Prognostic Impact Of a Newly Defined Structurally Complex Karyotype In Patients With AML and MDS After Allogeneic Stem Cell Transplantation

Allogeneic stem cell transplantation (SCT) is a potentially curative treatment for patients with high-risk acute myeloid leukemia (AML) and myelodysplastic syndrome (MDS). However, relapsed disease is a major cause of treatment failure and death after SCT which is dependent on several pretransplantation variables, including cytogenetics. A diagnostic karyotype is a key determinant of outcome and has emerged as one of the most significant prognostic factors and provides the framework for current risk-stratified approaches. Monosomal karyotype (MK) defined by at least two autosomal monosomies, or one autosomal monosomy associated with at least one structural abnormality, is a rather new cytogenetic entity first described in AML by Breems et al., identifying a subset of patients with a dismal prognosis. A structurally complex karyotype has recently been defined as more than or equal to 3 chromosomal aberrations, including at least one structural aberration (Gohring G et al. Blood. 2010;116 (19):3766-3769). A structural aberration is defined as an altered chromosomal structure which can appear as a deletion, duplication, translocation, insertion, inversion, ring chromosome or isochromosome. Here, the presence of a structurally complex karyotype was a better predictor of a very unfavorable prognosis in children with MDS than a monosomal karyotype.

The objective of the present study was to determine whether a structurally complex karyotype has a similar adverse prognostic effect in the setting of allogeneic transplantation for adult patients receiving an SCT at Hannover Medical School for AML and MDS.
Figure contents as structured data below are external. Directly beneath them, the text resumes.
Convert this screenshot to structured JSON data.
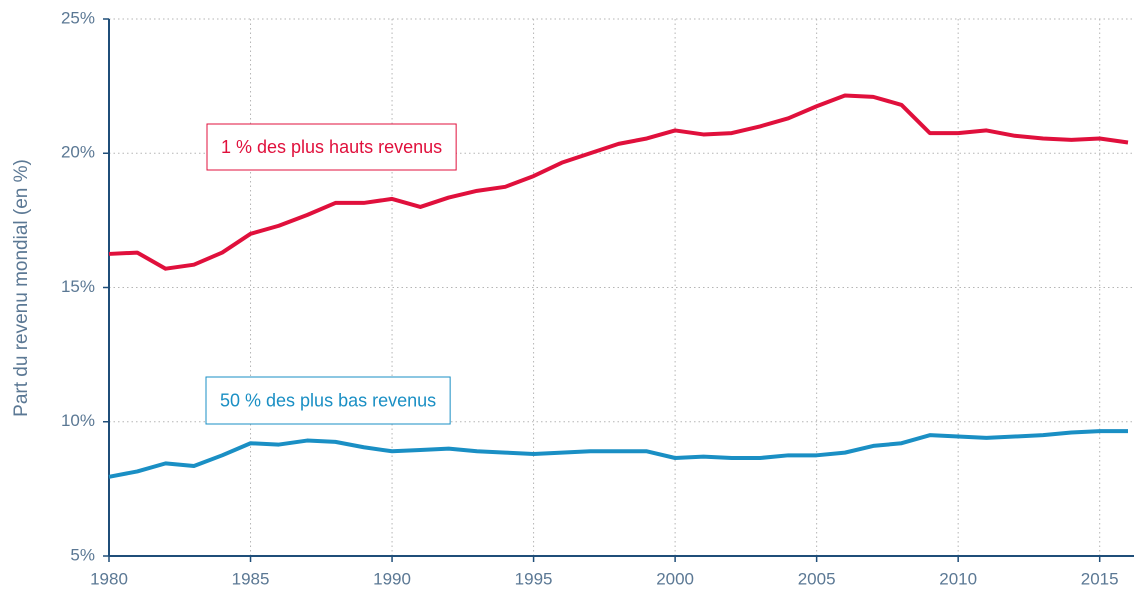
{
  "chart_data": {
    "type": "line",
    "y_label": "Part du revenu mondial (en %)",
    "x": [
      1980,
      1981,
      1982,
      1983,
      1984,
      1985,
      1986,
      1987,
      1988,
      1989,
      1990,
      1991,
      1992,
      1993,
      1994,
      1995,
      1996,
      1997,
      1998,
      1999,
      2000,
      2001,
      2002,
      2003,
      2004,
      2005,
      2006,
      2007,
      2008,
      2009,
      2010,
      2011,
      2012,
      2013,
      2014,
      2015,
      2016
    ],
    "series": [
      {
        "name": "1 % des plus hauts revenus",
        "color": "#e0103c",
        "values": [
          16.25,
          16.3,
          15.7,
          15.85,
          16.3,
          17.0,
          17.3,
          17.7,
          18.15,
          18.15,
          18.3,
          18.0,
          18.35,
          18.6,
          18.75,
          19.15,
          19.65,
          20.0,
          20.35,
          20.55,
          20.85,
          20.7,
          20.75,
          21.0,
          21.3,
          21.75,
          22.15,
          22.1,
          21.8,
          20.75,
          20.75,
          20.85,
          20.65,
          20.55,
          20.5,
          20.55,
          20.4
        ]
      },
      {
        "name": "50 % des plus bas revenus",
        "color": "#1a8fc4",
        "values": [
          7.95,
          8.15,
          8.45,
          8.35,
          8.75,
          9.2,
          9.15,
          9.3,
          9.25,
          9.05,
          8.9,
          8.95,
          9.0,
          8.9,
          8.85,
          8.8,
          8.85,
          8.9,
          8.9,
          8.9,
          8.65,
          8.7,
          8.65,
          8.65,
          8.75,
          8.75,
          8.85,
          9.1,
          9.2,
          9.5,
          9.45,
          9.4,
          9.45,
          9.5,
          9.6,
          9.65,
          9.65
        ]
      }
    ],
    "xlim": [
      1980,
      2016
    ],
    "xticks": [
      1980,
      1985,
      1990,
      1995,
      2000,
      2005,
      2010,
      2015
    ],
    "ylim": [
      5,
      25
    ],
    "yticks": [
      {
        "value": 5,
        "label": "5%"
      },
      {
        "value": 10,
        "label": "10%"
      },
      {
        "value": 15,
        "label": "15%"
      },
      {
        "value": 20,
        "label": "20%"
      },
      {
        "value": 25,
        "label": "25%"
      }
    ],
    "grid": true
  }
}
All patients with the diagnosis of AML and MDS who received an SCT from 2006-2011 at our center were retrospectively evaluated. Excluded were patients with ≥ 2 SCT, extramedullary AML as sole manifestation and haplo-identical SCT.

248 evaluable patients could be identified, 106 with a normal karyotype, 8 with a core-binding factor (CBF) AML and 134 with an aberrant karyotype. In these 134 patients, a structurally complex karyotype did not allow a better prognostic distinction compared to a monosomal karyotype. As expected, most patients with an aberrant karyotype were transplanted without a prior remission, and only 48 patients (36%) were transplanted in 1^st or 2^nd complete remission (CR). For all patients who were transplanted in CR the differentiation between a structurally complex karyotype was a better prognostic marker than a monosomal karyotype in terms of relapse and overall survival. When evaluating the subgroup of patients with an aberrant karyotype, patients with a structurally complex karyotype had a significant higher relapse rate compared to patients without a structurally complex karyotype (53% vs. 14%, p<0.01). Also, overall survival was far better without a structurally complex karyotype (29 months vs. 11 months, p<0.01). There was no significant difference in relapse incidence for patients with and without a monosomal karyotype, also OS did not reach statistical significance, though it was better in the cohort without a monosomal karyotype. However, subgroups are small and a further discrimination between a monosomal but not structurally complex karyotype and vice versa could not be performed.

Patients with a monosomal or structurally complex karyotype had a poor prognosis. Notably, a structurally complex karyotype was associated with a shorter overall survival, even for patients transplanted in complete remission. The presence of a structurally complex karyotype had a stronger prognostic impact on survival after allogeneic transplantation than a monosomal karyotype. Our data strongly suggest further studies to determine the prognostic impact of this newly defined karyotype.

No relevant conflicts of interest to declare.